On June 28, 2013, the Wisconsin Labor and Industry Review Commission (LIRC or Commission) affirmed the decision of an administrative law judge (ALJ) that a complainant with Type II Diabetes who receives Social Security Disability benefits should lose her failure to accommodate claim because she was not disabled or regarded as disabled under the Wisconsin Fair Employment Act (WFEA). Perhaps more significantly, the LIRC decision reveals several significant distinctions between the WFEA and the Americans with Disabilities Amendments Act of 2008 (ADAAA) with regard to defining disability.
In the case of Lynn M. Alamilla v. City of Milwaukee, ERD Case No. CR 201002749 (LIRC June 28, 2013), the complainant, a job applicant, alleged the respondent failed to accommodate her during a pre-employment typing test. The ALJ focused on whether the complainant had shown she was disabled under the WFEA in the context of her failure to accommodate claim. There was no dispute that the complainant had been diagnosed with diabetes, took insulin daily, and received Social Security Disability benefits.

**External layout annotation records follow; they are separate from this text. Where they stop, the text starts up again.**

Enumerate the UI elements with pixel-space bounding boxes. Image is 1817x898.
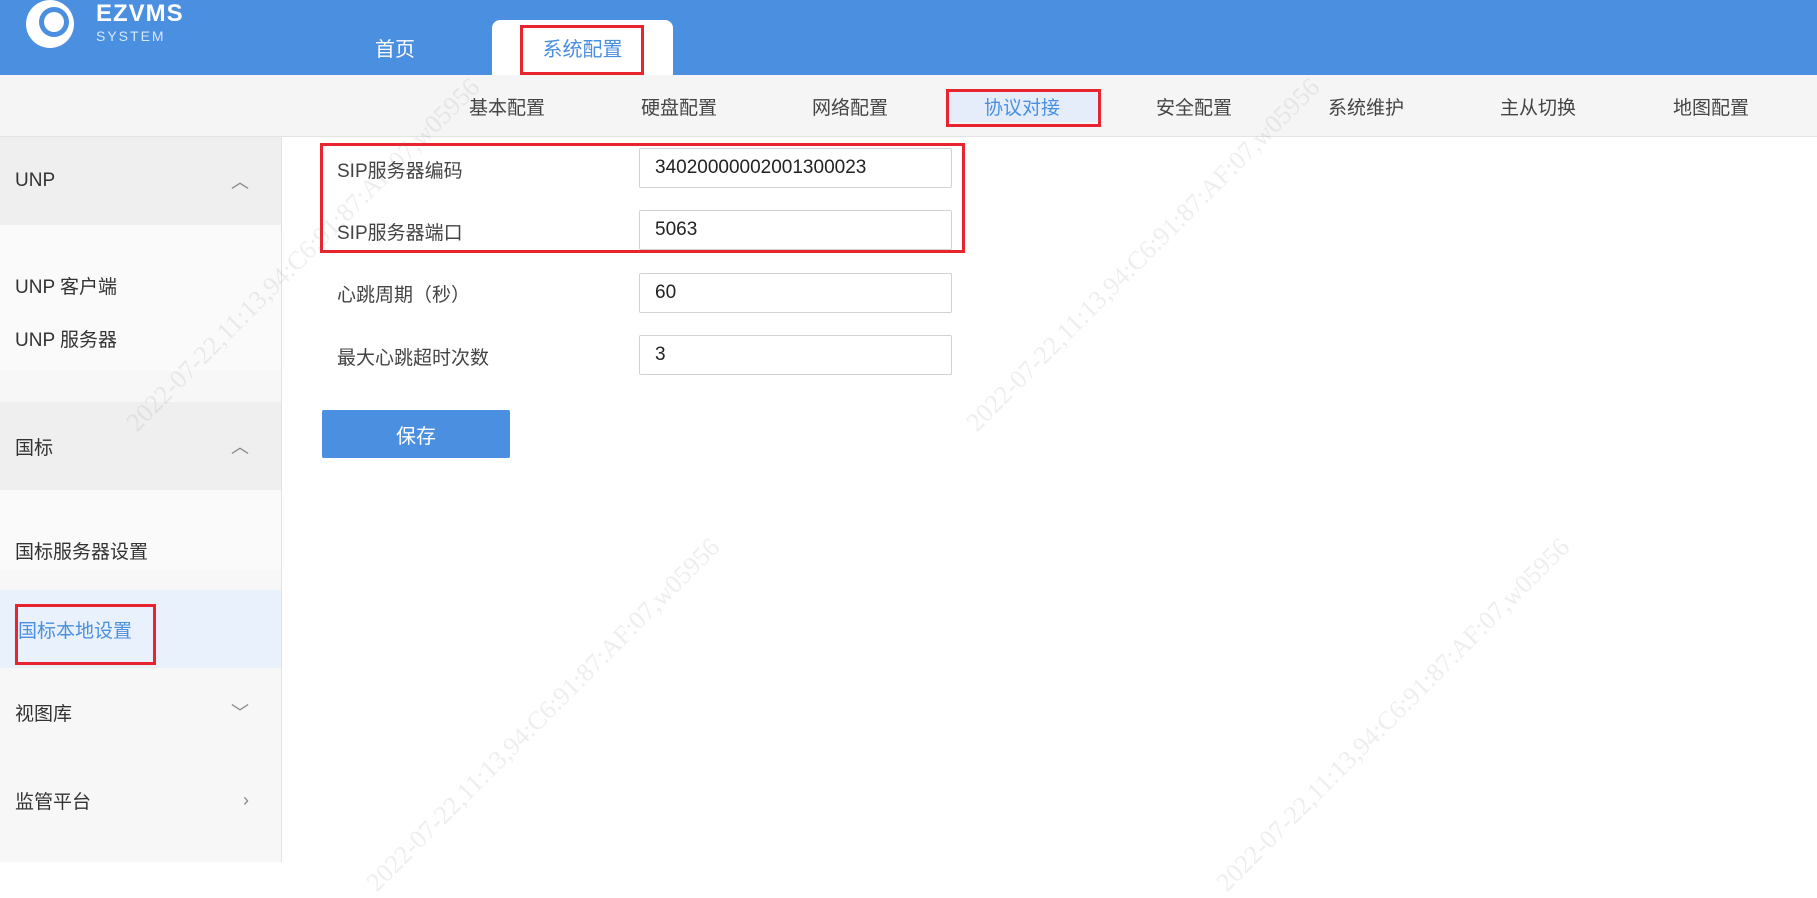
logo-name: EZVMS (96, 0, 184, 27)
sidebar-group-label: UNP (15, 170, 56, 191)
sip-server-code-label: SIP服务器编码 (337, 161, 463, 182)
tab-home[interactable]: 首页 (340, 20, 450, 75)
chevron-right-icon: › (243, 789, 249, 810)
sidebar-item-label: UNP 客户端 (15, 276, 118, 298)
subnav-system-maintenance[interactable]: 系统维护 (1306, 75, 1426, 137)
watermark: 2022-07-22,11:13,94:C6:91:87:AF:07,w0595… (1210, 532, 1576, 897)
heartbeat-period-label: 心跳周期（秒） (337, 285, 471, 306)
sidebar-item-label: 国标服务器设置 (15, 541, 149, 563)
sidebar-group-label: 视图库 (15, 703, 73, 725)
subnav-basic-config[interactable]: 基本配置 (447, 75, 567, 137)
chevron-down-icon: ﹀ (231, 703, 249, 723)
subnav-master-slave-switch[interactable]: 主从切换 (1478, 75, 1598, 137)
watermark: 2022-07-22,11:13,94:C6:91:87:AF:07,w0595… (360, 532, 726, 897)
ezvms-logo-icon (26, 0, 74, 48)
sidebar-group-label: 国标 (15, 437, 54, 459)
sidebar-group-gb[interactable]: 国标 ︿ (0, 402, 281, 490)
sidebar-item-unp-server[interactable]: UNP 服务器 (0, 305, 281, 371)
save-button[interactable]: 保存 (322, 410, 510, 458)
subnav-protocol-integration[interactable]: 协议对接 (947, 90, 1097, 122)
logo: EZVMS SYSTEM (24, 0, 184, 60)
sidebar-group-view-library[interactable]: 视图库 ﹀ (0, 668, 281, 756)
sidebar-item-label: UNP 服务器 (15, 329, 118, 351)
sidebar-group-label: 监管平台 (15, 791, 92, 813)
sub-nav: 基本配置 硬盘配置 网络配置 协议对接 安全配置 系统维护 主从切换 地图配置 (0, 75, 1817, 137)
subnav-security-config[interactable]: 安全配置 (1134, 75, 1254, 137)
tab-system-config[interactable]: 系统配置 (492, 20, 673, 75)
subnav-network-config[interactable]: 网络配置 (790, 75, 910, 137)
sidebar-group-supervision-platform[interactable]: 监管平台 › (0, 756, 281, 844)
sip-server-port-label: SIP服务器端口 (337, 223, 463, 244)
sidebar-item-label: 国标本地设置 (18, 620, 133, 642)
sip-server-code-input[interactable] (639, 148, 952, 188)
sidebar: UNP ︿ UNP 客户端 UNP 服务器 国标 ︿ 国标服务器设置 国标本地设… (0, 137, 282, 862)
sidebar-group-unp[interactable]: UNP ︿ (0, 137, 281, 225)
heartbeat-period-input[interactable] (639, 273, 952, 313)
chevron-up-icon: ︿ (231, 437, 249, 457)
sidebar-item-gb-local-settings[interactable]: 国标本地设置 (0, 590, 281, 668)
subnav-map-config[interactable]: 地图配置 (1651, 75, 1771, 137)
subnav-disk-config[interactable]: 硬盘配置 (619, 75, 739, 137)
chevron-up-icon: ︿ (231, 172, 249, 192)
sidebar-item-unp-client[interactable]: UNP 客户端 (0, 225, 281, 305)
max-heartbeat-timeout-label: 最大心跳超时次数 (337, 348, 490, 369)
top-header: EZVMS SYSTEM 首页 系统配置 (0, 0, 1817, 75)
sip-server-port-input[interactable] (639, 210, 952, 250)
max-heartbeat-timeout-input[interactable] (639, 335, 952, 375)
sidebar-item-gb-server-settings[interactable]: 国标服务器设置 (0, 490, 281, 570)
logo-subtitle: SYSTEM (96, 28, 166, 44)
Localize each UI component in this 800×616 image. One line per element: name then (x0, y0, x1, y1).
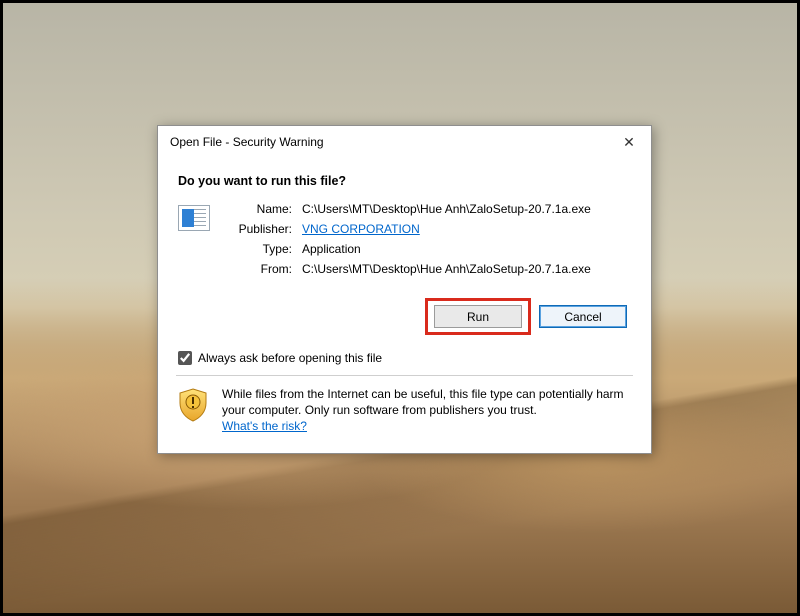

The complainant described trouble doing household chores, poor balance, foot swelling, blurred vision, pain, cramps, and tingling and numbness in her extremities.
In affirming the ALJ’s decision, the Commission described why each piece of the complainant’s evidence did not equate to a finding of disability. Notably, the Commission explained that under the WFEA “a diagnosis does not establish a disability” because the complainant still must make an individualized showing that the nature of her condition was “severe enough to substantially limit a major life activity or limit the capacity to work.” Because of the individualized showing required, the Commission noted that diabetes may or may not be a disability under the WFEA. This is significant because the ADAAA and its implementing regulations now list diabetes as an impairment that should easily be found to substantially limit a major life activity. See 29 CFR § 1630.2(j)(3). The Commission’s finding that the complainant failed to show sufficient medical evidence tying her symptoms to her diabetes confirms the WFEA requires a higher burden for proving the existence of a disability than the ADAAA.
In another distinction, the Commission considered and rejected the complainant’s argument that the respondent must have perceived her as being disabled because it believed she needed an accommodation. To proceed with a “perceived disability” theory under the WFEA, the complainant has to show that the employer perceived her to have a permanent impairment that would substantially limit a major life activity or her capacity to perform the job.
The Commission’s analysis breaks from federal law in two significant ways. First, the ADAAA removed a cause of action for failure to accommodate under a “regarded as” theory from the ADA. Thus, under federal law, a court would have rejected a “regarded as” theory in the context of failure to accommodate claims. Second, the ADAAA eliminated the requirement that an employee, or applicant, must show that her employer believed her to have a disability that substantially limited a major life activity. Instead, a plaintiff proceeding under federal law need only show that she was discriminated against due to an actual or perceived mental or physical impairment, without regard for whether the perceived impairment would substantially limit a major life activity.
In summary, the Commission’s finding signifies that Wisconsin complainants still may pursue failure to accommodate claims under a “perceived as” theory of disability, but in general, the burden to prove one is “perceived as” disabled is more stringent under the WFEA than the ADAAA. Proving the existence of particular types of disabilities remains more challenging for complainants under the WFEA than under federal law.
While the nuances between state and federal disability laws can be dizzying, Wisconsin employers should be mindful that they are subject to multiple standards for and definitions of disability in an employment context.